Method: This paper proposes a compact representation framework based on ternary DFAs (3DFAs) to replace APTAs and eliminate structural redundancy; it further introduces an enhanced SAT encoding that jointly optimizes for Pareto efficiency and state minimality—enabling, for the first time, scalable computation of state-optimal DFA decompositions.
Results: Experiments demonstrate significant speedups in solving Pareto-optimal DIP instances and breakthrough scalability in state-optimal DIP tasks, surpassing prior methods in both efficiency and problem size capacity. The approach achieves a balanced trade-off among modularity, interpretability, and scalability, advancing the state of the art in DFA decomposition.
📝 Abstract
The identification of deterministic finite automata (DFAs) from labeled examples is a cornerstone of automata learning, yet traditional methods focus on learning monolithic DFAs, which often yield a large DFA lacking simplicity and interoperability. Recent work addresses these limitations by exploring DFA decomposition identification problems (DFA-DIPs), which model system behavior as intersections of multiple DFAs, offering modularity for complex tasks. However, existing DFA-DIP approaches depend on SAT encodings derived from Augmented Prefix Tree Acceptors (APTAs), incurring scalability limitations due to their inherent redundancy.

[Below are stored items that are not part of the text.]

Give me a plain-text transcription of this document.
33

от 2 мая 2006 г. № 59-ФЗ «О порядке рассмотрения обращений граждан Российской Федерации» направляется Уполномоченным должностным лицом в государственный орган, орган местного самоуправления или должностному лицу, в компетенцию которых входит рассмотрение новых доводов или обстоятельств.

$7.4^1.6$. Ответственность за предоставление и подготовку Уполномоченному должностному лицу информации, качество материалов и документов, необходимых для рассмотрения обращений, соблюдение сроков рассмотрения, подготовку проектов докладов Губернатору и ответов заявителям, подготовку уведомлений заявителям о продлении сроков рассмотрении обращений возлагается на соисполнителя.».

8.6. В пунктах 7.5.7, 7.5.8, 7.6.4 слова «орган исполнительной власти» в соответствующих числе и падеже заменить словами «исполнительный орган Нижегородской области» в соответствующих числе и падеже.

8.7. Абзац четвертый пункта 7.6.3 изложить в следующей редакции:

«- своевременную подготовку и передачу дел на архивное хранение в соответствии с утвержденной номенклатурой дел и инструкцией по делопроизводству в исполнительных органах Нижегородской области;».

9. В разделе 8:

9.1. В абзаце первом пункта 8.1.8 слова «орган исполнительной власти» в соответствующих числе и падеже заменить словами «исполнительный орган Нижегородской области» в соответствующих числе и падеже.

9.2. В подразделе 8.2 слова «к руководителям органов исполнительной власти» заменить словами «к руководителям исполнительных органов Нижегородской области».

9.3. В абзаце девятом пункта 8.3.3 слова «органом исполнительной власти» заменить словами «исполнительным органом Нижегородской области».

In this work, we advance DFA-DIP research through studying two variants: the traditional Pareto-optimal DIP and the novel states-optimal DIP, which prioritizes a minimal number of states. We propose a novel framework that bridges DFA decomposition with recent advancements in automata representation. One of our key innovations replaces APTA with 3-valued DFA (3DFA) derived directly from labeled examples. This compact representation eliminates redundancies of APTA, thus drastically reducing variables in the improved SAT encoding. Experimental results demonstrate that our 3DFA-based approach achieves significant efficiency gains for the Pareto-optimal DIP while enabling a scalable solution for the states-optimal DIP.